L’exclusion du monde du travail reconnue comme un préjudice indemnisable au titre de l’incidence professionnelle
La Cour de cassation a rendu un nouvel arrêt confirmant que l’exclusion du monde du travail constitue un préjudice indemnisable au titre de l’incidence professionnelle. Cette décision marque une évolution jurisprudentielle importante en reconnaissant que la dévalorisation sociale ressentie par la victime suite à son exclusion définitive du monde du travail est distincte des pertes de gains professionnels futurs et du déficit fonctionnel permanent. Cet article examine les implications de cette décision et présente quelques exemples d’évaluation de ce préjudice.

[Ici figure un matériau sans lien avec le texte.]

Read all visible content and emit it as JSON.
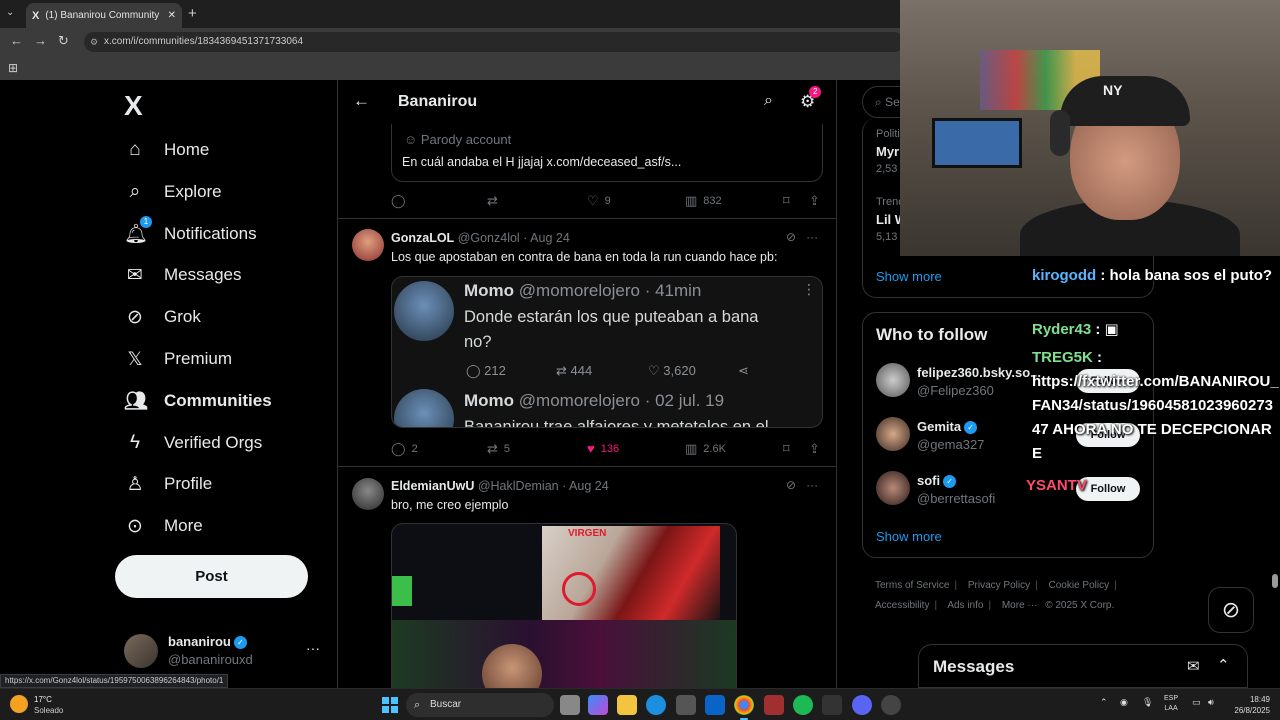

La Cour de cassation, dans son arrêt du 6 septembre 2022, a confirmé sa position selon laquelle l’exclusion du monde du travail constitue un préjudice indemnisable au titre de l’incidence professionnelle. Elle a précisé que ce préjudice se distingue également du déficit fonctionnel permanent. Auparavant, un arrêt du 7 mars 2019 avait créé une confusion en considérant que la privation d’activités professionnelles pouvait être indemnisée par le déficit fonctionnel permanent, confusion désormais écartée par cette décision.
Cette décision de la Cour de cassation s’inscrit dans une évolution jurisprudentielle récente. En effet, la chambre criminelle avait reconnu pour la première fois, dans un arrêt du 28 mai 2019, la situation “d’anomalie sociale” dans laquelle se trouve une victime incapable de travailler. Par la suite, la deuxième chambre civile, dans un arrêt du 6 mai 2021, a pleinement consacré l’indemnisation du préjudice résultant de la dévalorisation sociale subie par la victime privée de toute activité professionnelle, au titre de l’incidence professionnelle.
L’évaluation du préjudice résultant de la dévalorisation sociale ressentie par la victime du fait de son exclusion définitive du monde du travail reste une question délicate. Plusieurs critères peuvent être pris en compte pour individualiser cette indemnisation, tels que l’âge de la victime, l’investissement mis dans l’accès au travail auquel il faut renoncer, le vécu professionnel, les potentialités antérieures à l’accident, le degré de frustration généré par les tentatives infructueuses de s’intégrer dans le milieu du travail, ainsi que la fréquentation ou non d’un milieu social de remplacement, comme le bénévolat.
Quelques exemples jurisprudentiels peuvent illustrer l’évaluation du préjudice d’incidence professionnelle. Dans une affaire jugée par la Cour d’appel de Paris le 29 juin 2020, une victime âgée de 41 ans s’est vue allouer une indemnisation de 50 000 € en raison de l’obligation d’abandonner l’exercice de sa profession et de renoncer à toute activité professionnelle. Dans une autre affaire jugée par la Cour d’appel d’Angers le 29 juin 2021, une victime âgée de 24 ans et n’ayant jamais travaillé a obtenu une indemnisation de 50 000 € en raison du désœuvrement complet et de la dévalorisation sociale subie. Ces exemples soulignent la nécessité d’indemniser distinctement le préjudice d’incidence professionnelle des pertes de gains professionnels futurs et du déficit fonctionnel permanent.
La décision de la Cour de cassation reconnaissant l’exclusion du monde du travail comme un préjudice indemnisable au titre de l’incidence professionnelle constitue une avancée significative dans la protection des victimes. Cette reconnaissance met en évidence l’importance de prendre en compte la dévalorisation sociale ressentie par la victime et de l’indemniser distinctement des autres préjudices. Les critères d’évaluation et les exemples jurisprudentiels présentés dans cet article permettent aux avocats et aux juges de mieux appréhender la mesure de ce préjudice et d’assurer une réparation intégrale aux victimes d’exclusion du monde du travail.